Świetny! Czy masz jakieś ulubione techniki artystyczne?

 

 

Zdecydowanie gwasz i kredki.
 

 

 

A jeśli miałabyś polecić jakikolwiek produkt z Koh-i-noor Hardtmuth, który by to był?

 

 

Gumka, bez wątpienia! Nie mogę się bez niej obejść, nie ma sobie równych.

 

 

Cieszymy się, że to słyszymy. Dziękuję Ci! Co jeszcze lubisz robić w wolnym czasie?

 

 

To dość trudne pytanie, ponieważ większość mojego wolnego czasu poza szkołą i pracą przeznaczam na malowanie kolejnych ilustracji. Nauczyłam się jednak robić na drutach, z nudów podczas kwarantanny i totalnie mnie to wciągnęło. Nie wyobrażam sobie wieczoru bez robienia na drutach, bo bardzo mi się to podoba. A potem zdecydowanie lubię podróżować, wędrować po górach i biegać, bo to nie jest tak, że cały czas siedzę za biurkiem.



 


 

Masz napięty harmonogram. Jakie masz plany artystyczne na przyszłość?

 

 

Na razie skończyć pracę licencjacką, a potem kto wie?

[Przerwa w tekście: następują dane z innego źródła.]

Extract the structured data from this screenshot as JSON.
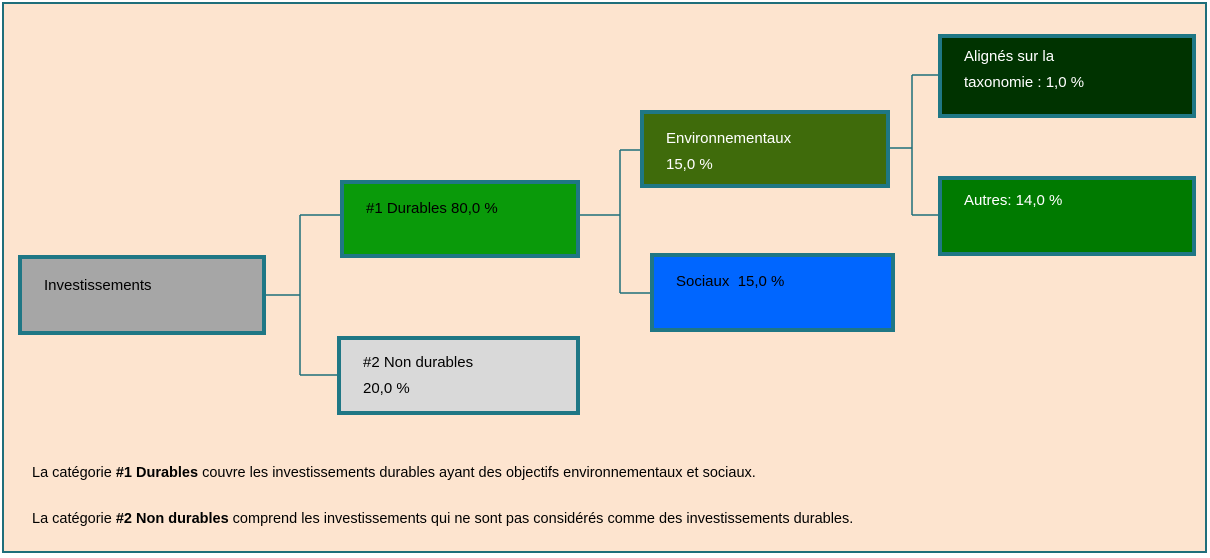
{
  "nodes": [
    {
      "lines": [
        "Investissements"
      ]
    },
    {
      "lines": [
        "#1 Durables 80,0 %"
      ]
    },
    {
      "lines": [
        "#2 Non durables",
        "20,0 %"
      ]
    },
    {
      "lines": [
        "Environnementaux",
        "15,0 %"
      ]
    },
    {
      "lines": [
        "Sociaux  15,0 %"
      ]
    },
    {
      "lines": [
        "Alignés sur la",
        "taxonomie : 1,0 %"
      ]
    },
    {
      "lines": [
        "Autres: 14,0 %"
      ]
    }
  ],
  "notes": [
    {
      "prefix": "La catégorie ",
      "bold": "#1 Durables",
      "suffix": " couvre les investissements durables ayant des objectifs environnementaux et sociaux."
    },
    {
      "prefix": "La catégorie ",
      "bold": "#2 Non durables",
      "suffix": " comprend les investissements qui ne sont pas considérés comme des investissements durables."
    }
  ]
}
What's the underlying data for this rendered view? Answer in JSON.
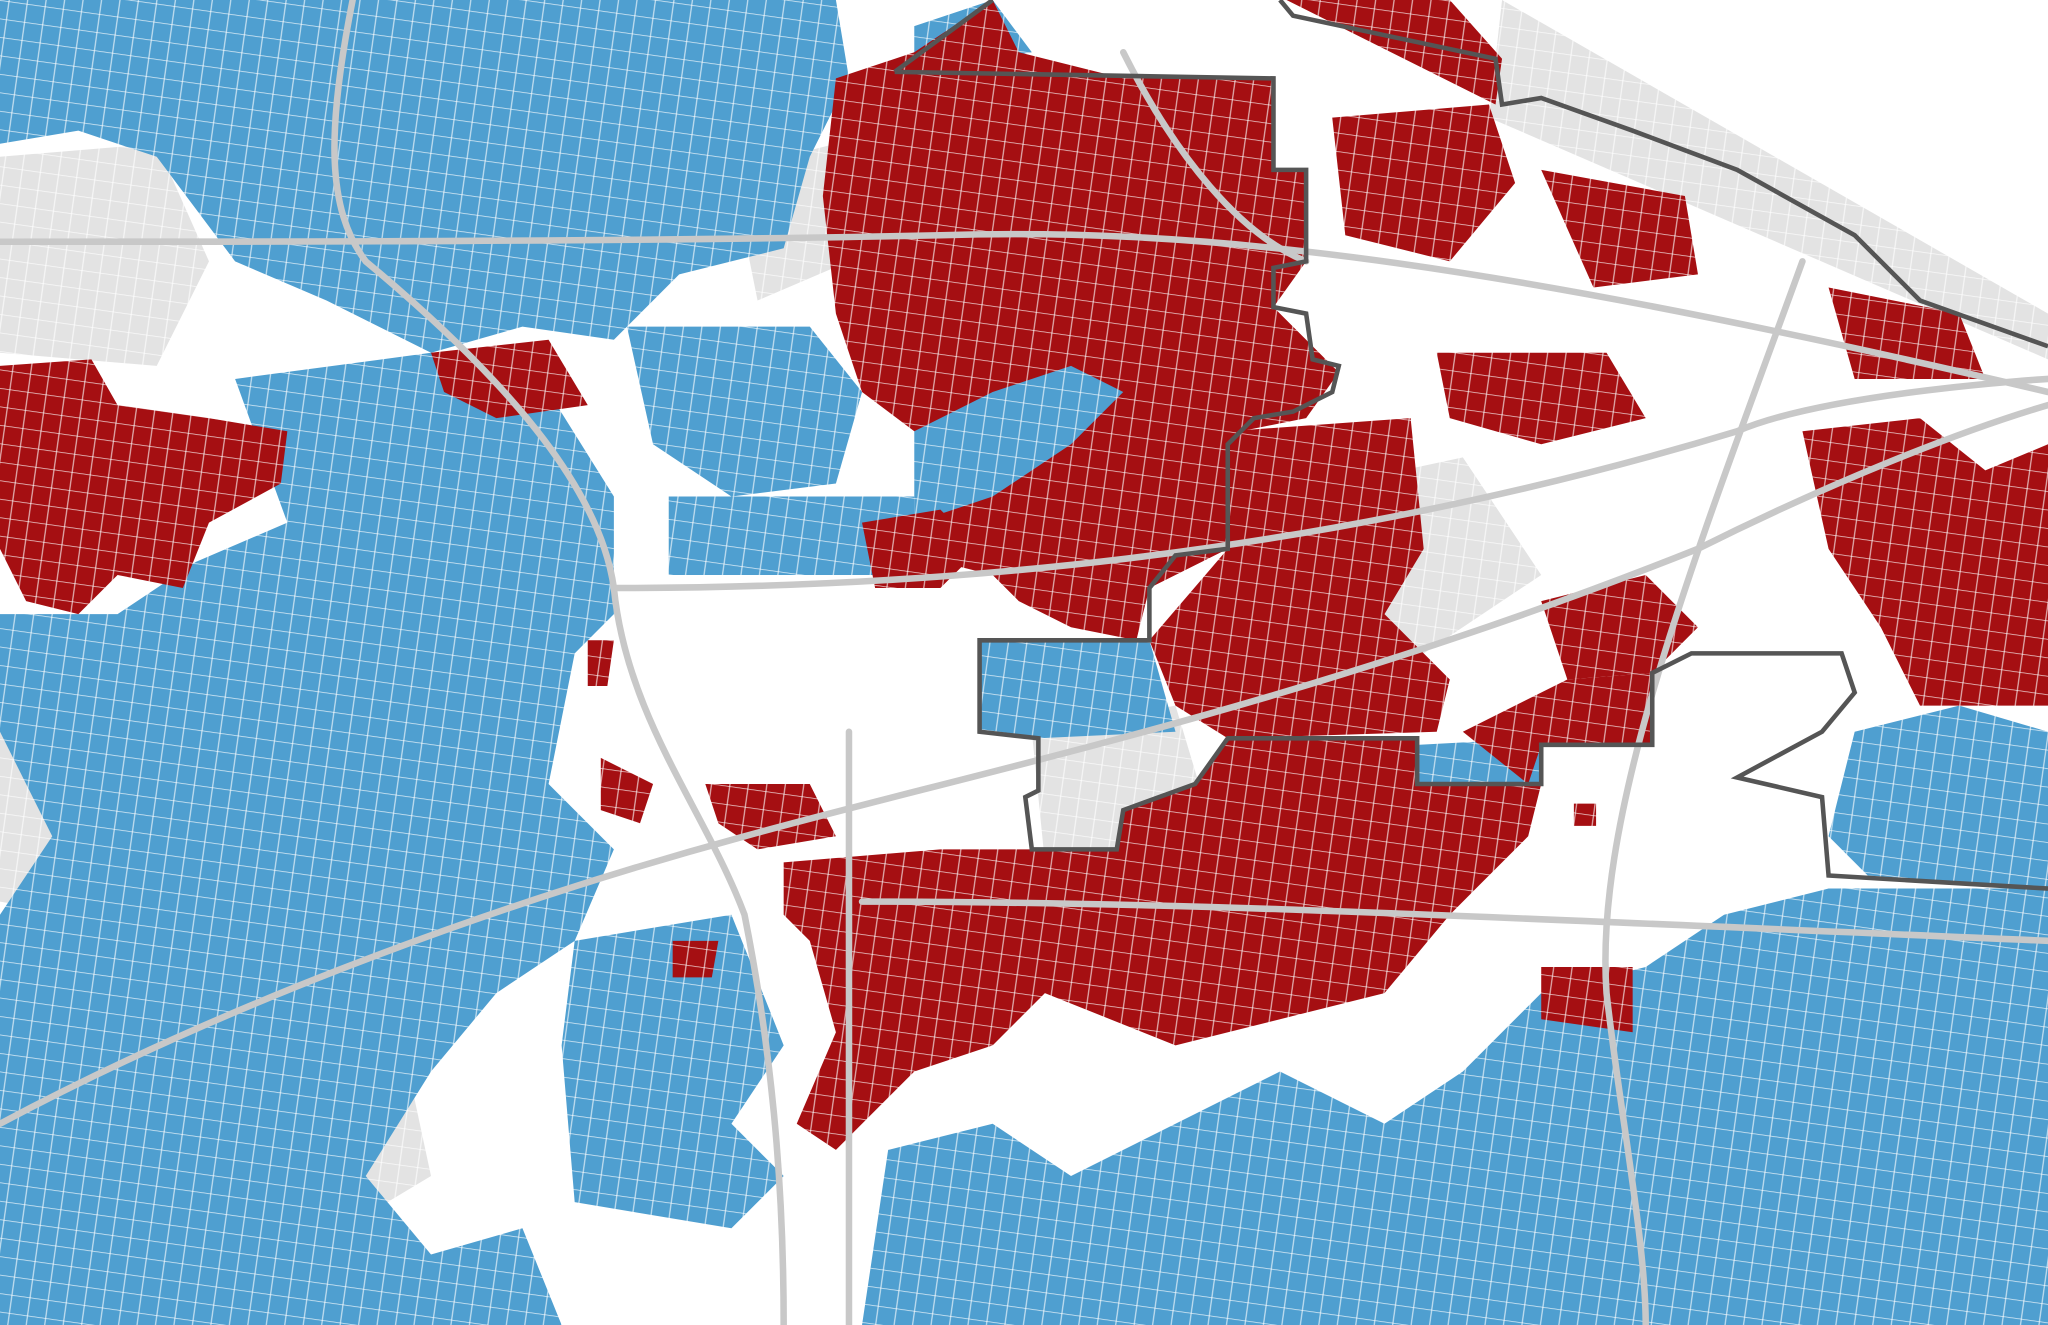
{
  "map": {
    "colors": {
      "blue": "#4f9fd0",
      "red": "#a50f12",
      "gray": "#e3e3e3",
      "road": "#c8c8c8",
      "boundary": "#555555",
      "background": "#ffffff"
    }
  }
}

Tworzyć i tworzyć, nauczyć się szyć, jechać do Szwecji, pewnego dnia wrócić do Irlandii, zrobić na zimę dobry sweter, dokończyć książkę o miastach i uszczęśliwiać ludzi, poprzez sztukę.

 

 

Dziękuję za poświęcenie nam czasu. Trzymamy kciuki i życzymy powodzenia w nowych, ciekawych projektach artystycznych i wszystkim innym.